Обсуждение: Very long execution time of "select nextval('..');"

Поиск
Список
Период
Сортировка

Very long execution time of "select nextval('..');"

От
mljv@planwerk6.de
Дата:
Hi,

we run postgresql-8.1 on a dedicated debian box 64bit, dual-core CPU, 8GB RAM,
RAID-1.

We select our primary keys with select nextval before we actually insert a
record. In my logs i print every statement  which takes longer than 250ms

there are lots of values fetched each day with nextval, but i have about 20-50
statements each day which take up to 17 seconds(!):

LOG:  duration: 12636.746 ms  statement: EXECUTE <unnamed>  [PREPARE:  select
nextval ('member_id_seq')]

[it is always the same statement so i just show some numbers:
LOG:  duration: 4000.991 ms  ...
LOG:  duration: 2994.532 ms  ...
LOG:  duration: 611.167 ms  ...
LOG:  duration: 17072.196 ms
LOG:  duration: 16570.860 ms
LOG:  duration: 14816.153 ms
LOG:  duration: 265.855 ms
LOG:  duration: 1238.361 ms

...
there are about 50 commands per day like this taking longer than 250ms.

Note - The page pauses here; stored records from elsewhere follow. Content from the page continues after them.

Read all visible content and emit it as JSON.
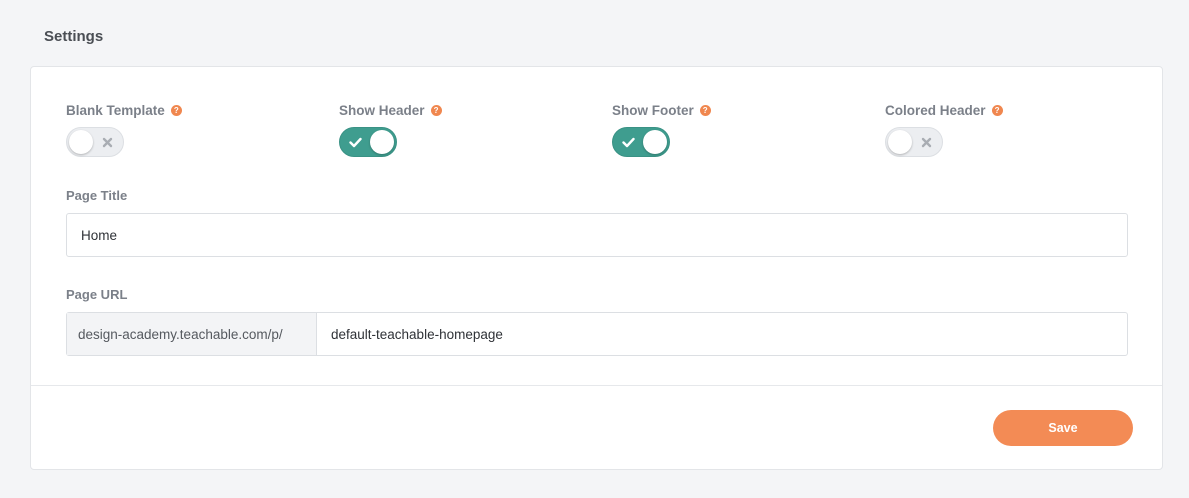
{
  "section": {
    "title": "Settings"
  },
  "toggles": [
    {
      "label": "Blank Template",
      "help": "?",
      "state": "off"
    },
    {
      "label": "Show Header",
      "help": "?",
      "state": "on"
    },
    {
      "label": "Show Footer",
      "help": "?",
      "state": "on"
    },
    {
      "label": "Colored Header",
      "help": "?",
      "state": "off"
    }
  ],
  "page_title": {
    "label": "Page Title",
    "value": "Home"
  },
  "page_url": {
    "label": "Page URL",
    "prefix": "design-academy.teachable.com/p/",
    "value": "default-teachable-homepage"
  },
  "actions": {
    "save_label": "Save"
  },
  "colors": {
    "accent": "#f38b55",
    "toggle_on": "#3f9d8f",
    "toggle_off": "#eceef1",
    "help_icon": "#f0874f"
  },
  "icons": {
    "help": "question-circle-icon",
    "on": "check-icon",
    "off": "x-icon"
  }
}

i have no idea why something like nextval() can take longer than 1ms.

and if i do it manually it shows up like this:
select nextval ('member_id_seq');
 nextval
---------
  569304
(1 row)

Time: 0.651 ms

Unfortunatly  i can not tell at which time this happens as the log doesn't
show the time of day.

As it is a web application everything above 250ms is not acceptable. Something
like 17seconds (!) is like not working at all.

i observe my server with munin and the load of the server is at the maximum
about 0.5.

Can this be related to the autovacuum process, which we run every 50 minutes?

It seems that something is blocked. But i thought that nextval is never
blocked by anyhing else.

now i looked at some stats
select blks_read, blks_hit from pg_statio_user_sequences;
( i dropped names and relids as they are not important.)

blks_read | blks_hit
-----------+----------
         2 |        0
        22 |      125
        14 |      142
         2 |        0
        14 |        0
        43 |      498
        27 |       24
        34 |        0
        25 |       12
        55 |       55
         8 |       17
         2 |        0
        14 |        0
        34 |        0
         2 |        0
        33 |      539
        58 |       25
        59 |       53
        34 |        0
         2 |        0
         2 |        0
        39 |      135
         2 |        0
        38 |        4
        34 |        0
         2 |        0
        14 |        0
        15 |      131
        23 |     1223
        22 |      147
         1 |     2015
        10 |        2
        13 |       67
        34 |        0
        34 |        0
        32 |     3610
        46 |      590

I dont have any clue what is happening but something runs rather suboptimal.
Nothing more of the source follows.